Dass die pädagogischen Mitarbeiterinnen und Mitarbeiter auch am Vormittag in der Schule tätig sein können, ermöglicht die Stadt Hannover durch einen „trilateralen Vertrag“ zwischen Schule, Stephansstift und der Stadt. Im Ganztagsangebot „Prima!“ haben die Schülerinnen und Schüler in der ganzen Woche von 7.30 bis 16.00 Uhr feste Bezugspersonen. In jeder Gruppe sind maximal 15 Kinder. Täglich können sie in Themenräumen, Ateliers und Werkstätten viele Angebote wahrnehmen. Der IGS Roderbruch stehen für den Ganztag zusätzliche Lehrerstunden zur Verfügung. Das Stephansstift entscheidet eigenverantwortlich über die Verteilung der Stunden für den Ganztag. 40 Prozent davon hat die Schule „budgetiert“, das heißt, dem Kooperationspartner Stephansstift zugewiesen. „Wir haben das Maximum ausgeschöpft, um pädagogische Fachkräfte und Partner mit in die Schule zu bringen“, berichtet Sylvia Mahler.

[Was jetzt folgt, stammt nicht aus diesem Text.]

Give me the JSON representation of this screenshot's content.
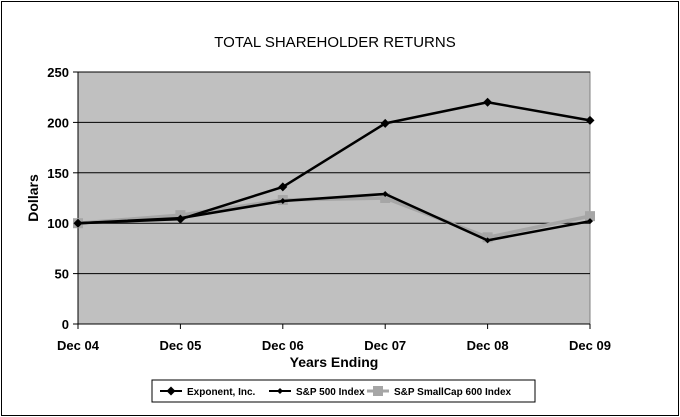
{
  "chart_data": {
    "type": "line",
    "title": "TOTAL SHAREHOLDER RETURNS",
    "xlabel": "Years Ending",
    "ylabel": "Dollars",
    "categories": [
      "Dec 04",
      "Dec 05",
      "Dec 06",
      "Dec 07",
      "Dec 08",
      "Dec 09"
    ],
    "ylim": [
      0,
      250
    ],
    "yticks": [
      0,
      50,
      100,
      150,
      200,
      250
    ],
    "grid": true,
    "legend_position": "bottom",
    "series": [
      {
        "name": "Exponent, Inc.",
        "values": [
          100,
          104,
          136,
          199,
          220,
          202
        ],
        "color": "#000000",
        "marker": "diamond"
      },
      {
        "name": "S&P 500 Index",
        "values": [
          100,
          105,
          122,
          129,
          83,
          102
        ],
        "color": "#000000",
        "marker": "diamond-small"
      },
      {
        "name": "S&P SmallCap 600 Index",
        "values": [
          100,
          108,
          123,
          125,
          86,
          107
        ],
        "color": "#a6a6a6",
        "marker": "square"
      }
    ]
  }
}
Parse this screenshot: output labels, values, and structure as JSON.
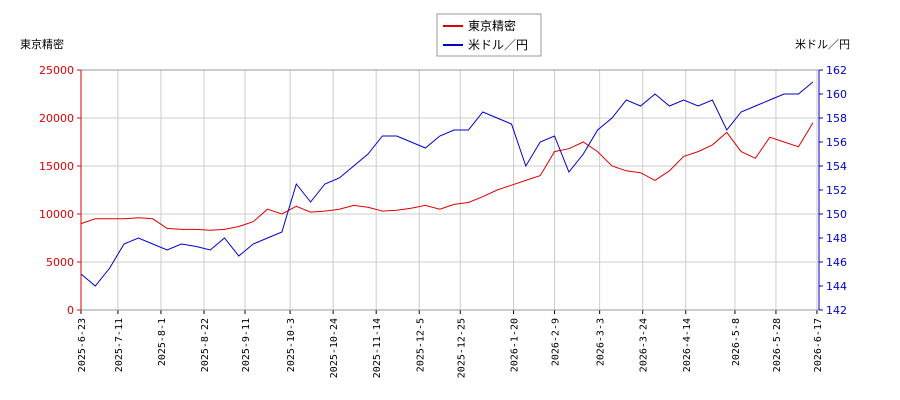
{
  "chart_data": {
    "type": "line",
    "y_label": "東京精密",
    "y2_label": "米ドル／円",
    "x": [
      "2025-6-23",
      "2025-6-30",
      "2025-7-7",
      "2025-7-14",
      "2025-7-21",
      "2025-7-28",
      "2025-8-4",
      "2025-8-11",
      "2025-8-18",
      "2025-8-25",
      "2025-9-1",
      "2025-9-8",
      "2025-9-15",
      "2025-9-22",
      "2025-9-29",
      "2025-10-6",
      "2025-10-13",
      "2025-10-20",
      "2025-10-27",
      "2025-11-3",
      "2025-11-10",
      "2025-11-17",
      "2025-11-24",
      "2025-12-1",
      "2025-12-8",
      "2025-12-15",
      "2025-12-22",
      "2025-12-29",
      "2026-1-5",
      "2026-1-12",
      "2026-1-19",
      "2026-1-26",
      "2026-2-2",
      "2026-2-9",
      "2026-2-16",
      "2026-2-23",
      "2026-3-2",
      "2026-3-9",
      "2026-3-16",
      "2026-3-23",
      "2026-3-30",
      "2026-4-6",
      "2026-4-13",
      "2026-4-20",
      "2026-4-27",
      "2026-5-4",
      "2026-5-11",
      "2026-5-18",
      "2026-5-25",
      "2026-6-1",
      "2026-6-8",
      "2026-6-15"
    ],
    "series": [
      {
        "name": "東京精密",
        "color": "#dd0000",
        "axis": "y",
        "values": [
          9000,
          9500,
          9500,
          9500,
          9600,
          9500,
          8500,
          8400,
          8400,
          8300,
          8400,
          8700,
          9200,
          10500,
          10000,
          10800,
          10200,
          10300,
          10500,
          10900,
          10700,
          10300,
          10400,
          10600,
          10900,
          10500,
          11000,
          11200,
          11800,
          12500,
          13000,
          13500,
          14000,
          16500,
          16800,
          17500,
          16500,
          15000,
          14500,
          14300,
          13500,
          14500,
          16000,
          16500,
          17200,
          18500,
          16500,
          15800,
          18000,
          17500,
          17000,
          19500
        ]
      },
      {
        "name": "米ドル／円",
        "color": "#0000cc",
        "axis": "y2",
        "values": [
          145,
          144,
          145.5,
          147.5,
          148,
          147.5,
          147,
          147.5,
          147.3,
          147,
          148,
          146.5,
          147.5,
          148,
          148.5,
          152.5,
          151,
          152.5,
          153,
          154,
          155,
          156.5,
          156.5,
          156,
          155.5,
          156.5,
          157,
          157,
          158.5,
          158,
          157.5,
          154,
          156,
          156.5,
          153.5,
          155,
          157,
          158,
          159.5,
          159,
          160,
          159,
          159.5,
          159,
          159.5,
          157,
          158.5,
          159,
          159.5,
          160,
          160,
          161
        ]
      }
    ],
    "xlim": [
      "2025-6-23",
      "2026-6-18"
    ],
    "xticks": [
      "2025-6-23",
      "2025-7-11",
      "2025-8-1",
      "2025-8-22",
      "2025-9-11",
      "2025-10-3",
      "2025-10-24",
      "2025-11-14",
      "2025-12-5",
      "2025-12-25",
      "2026-1-20",
      "2026-2-9",
      "2026-3-3",
      "2026-3-24",
      "2026-4-14",
      "2026-5-8",
      "2026-5-28",
      "2026-6-17"
    ],
    "ylim": [
      0,
      25000
    ],
    "yticks": [
      0,
      5000,
      10000,
      15000,
      20000,
      25000
    ],
    "y2lim": [
      142,
      162
    ],
    "y2ticks": [
      142,
      144,
      146,
      148,
      150,
      152,
      154,
      156,
      158,
      160,
      162
    ],
    "grid": true,
    "legend": "top"
  }
}
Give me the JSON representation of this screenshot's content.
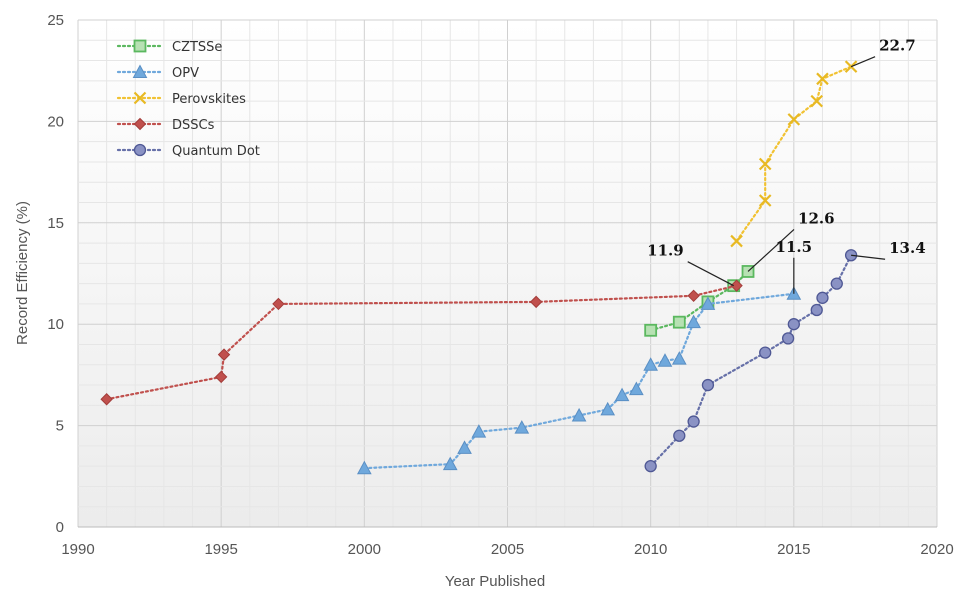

Der Primarbereich hat schon einige Impulse für die Schulentwicklung gesetzt, sogar für die Sekundarstufe. „In den Klassen 1 und 2 sowie 3 und 4 arbeiten wir inzwischen jahrgangsübergreifend. Das ist nun auch in Angeboten der Sekundarstufe aufgegriffen worden. Der Ganztag hat uns ermöglicht, erst etwas auszuprobieren und es dann strukturell zu übernehmen“, freut sich die Ganztagskoordinatorin. Das Engagement des Stephansstifts ist nicht auf die Schulzeit beschränkt – in den Sommerferien gibt es fünf Wochen Ferienprogramm.

Für Sylvia Mahler fördert die Ganztagsschule ein „Gemeinschaftsgefühl und ermöglicht eine ganz andere Atmosphäre“. Das bestätigt Brigitte Naber: „Wir begegnen den Schülerinnen und Schülern anders, haben eine andere Kommunikation. Es gibt viel mehr soziale Kontakte. Außerdem können die Schülerinnen und Schüler im Ganztag auch abseits vom Pflichtunterricht selbstständig lernen und Interessen entdecken. Sie haben Erfolgserlebnisse und können auch mal Frustrationserlebnisse ausgleichen.“

„Kunst und Kultur sind für alle da!“: Barock in der IGS

Im Juni 2019 organisierte ein weiterer prominenter Kooperationspartner mit der IGS Roderbruch ein spektakuläres Pilotprojekt: „Die Akademie der Spiele“, die von den „Herrenhäuser Gärten“ unterstützt wurde. In einer Projektwoche entwickelten 180 Schülerinnen und Schüler der 7. Klassen unter den Leitthemen Gartenkultur und Barock in 17 Workshops kreative Inhalte. Sie arbeiteten mit Künstlern, Handwerkern, Technikern und Experten aus Musik, Bildender Kunst, Theater, Wasserkunst und Feuerwerk zusammen. Die Workshops wurden von den Lehrerinnen und Lehrern der IGS begleitet. Das Motto der Akademie: „Kunst und Kultur sind für alle da!“

Schüler bauen ein Holz-Pumprad
Ein Pumprad entsteht in der Tischlerei. © IGS Roderbruch

In Zusammenarbeit mit einem Tischler und einem Schlosser wurde ein Pumprad – ein Schöpfrad zum Heben von Wasser – gebaut. In der „Schlossküche“ wurden mit Bäcker Borchers Brote, aber auch „Feingebäck “ gebacken. Und wieder war das Theater dabei: Zusammen mit dem Jungen Schauspiel Hannover konnten sich die Schülerinnen und Schüler mit der höfischen Kultur im Barock beschäftigen. Sie durften sogar in historische Kostüme schlüpfen und einmal die „Posen der Mächtigen“ probieren. Weitere Workshops drehten sich um Gartenkunst, Architektur und Natur in der Kunst. Im App-Musik-Workshop „Beats, Barock und Tablets“ entstanden mit Hilfe einer App interessante Klangmischungen. Zum Abschluss stellten die Schülerinnen und Schüler ihre Ergebnisse der Öffentlichkeit vor.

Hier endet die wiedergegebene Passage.